I understand this complaint completely. Writing .lock().unwrap() everywhere is cumbersome. It adds extra characters in a language already dense with syntax, and rustfmt can break lines of code due to it.

These are valid points. However, there's a superior solution that doesn't sacrifice the crucial benefits of poisoning: in the next Rust edition, make lock() automatically panic if the mutex is poisoned! (And introduce a lock_or_poison method for the current behavior, as try_lock is already taken.)
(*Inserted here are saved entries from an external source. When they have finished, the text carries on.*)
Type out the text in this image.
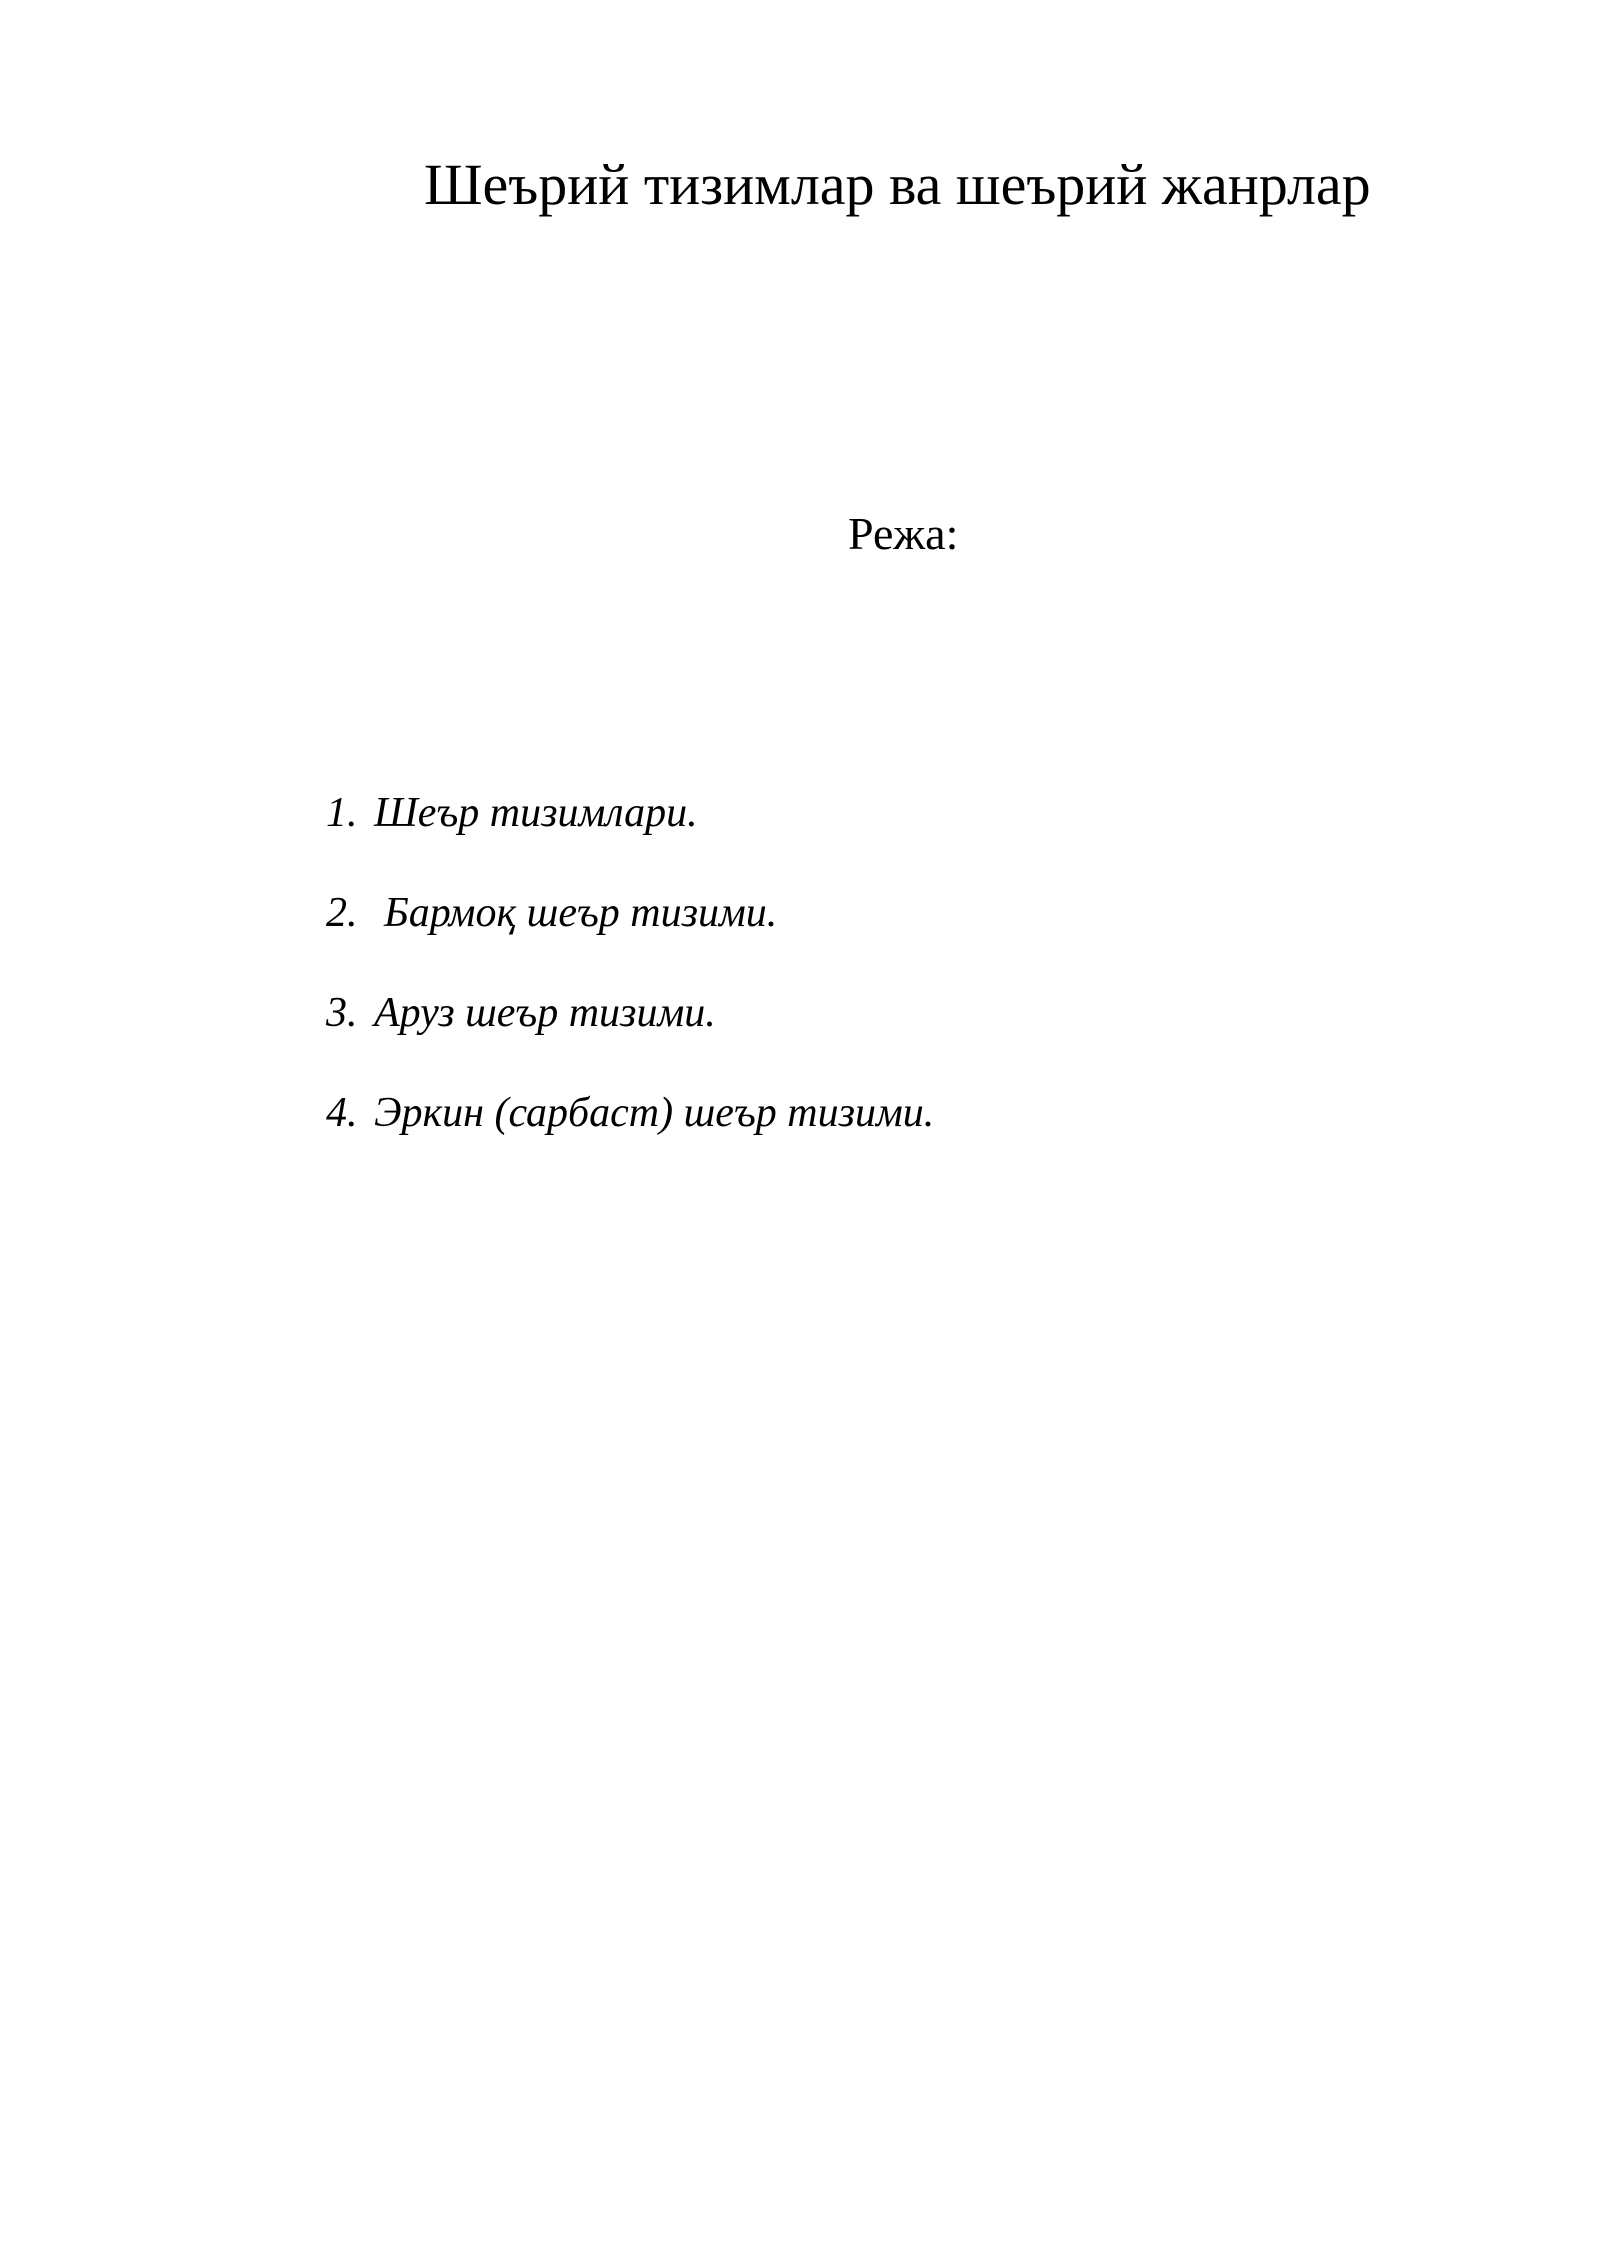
Шеърий тизимлар ва шеърий жанрлар
Режа:
1. Шеър тизимлари.
2. Бармоқ шеър тизими.
3. Аруз шеър тизими.
4. Эркин (сарбаст) шеър тизими.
Let's compare the different options:

Aspect	`lock().unwrap()`	Auto-panic (`lock()`)	Removing Poison
Syntax noise	Medium: `.unwrap()` everywhere	Low: just `lock()`	Low by default, high with `Poison<T>`
Safety by default	✅ Panics propagate	✅ Panics propagate	❌ Silent corruption possible
Opt-out available	✅ `lock().unwrap_or_else()`	✅ `lock_or_poison()`	❌ Must opt in via `Poison<T>`
Works with `panic = 'abort'`	✅	✅	✅
Ergonomics	Poor	Good	Good without poison, poor with `Poison<T>`
Backwards compatibility	Current behavior	Requires new edition	Requires new edition

Based on this comparison, I believe the answer is clear: if a breaking change is warranted, it is far better to make lock() automatically panic on poisoning than to have panics silently unlock.

Conclusion

Concurrent programming is inherently challenging. Rust significantly eases this complexity, and lock poisoning is an indispensable part of its solution. We should strive to avoid any regressions in this area.

Providing a Poison<T> wrapper is a logical and beneficial step. However, making the default std::sync::Mutex silently unlock on panic would be a mistake.

Should Rust's standard library offer non-poisoning mutexes at all? That's a more complex question. I'm concerned that their mere presence could lower the barrier for incorrect usage, particularly in libraries where panic = 'abort' cannot be assumed. Nevertheless, non-poisoning mutexes do have some legitimate applications, so I wouldn't strongly object if their trade-offs are thoroughly documented.

Articulating these thoughts has been immensely helpful for me in clarifying my position, and I hope it proves insightful for you too.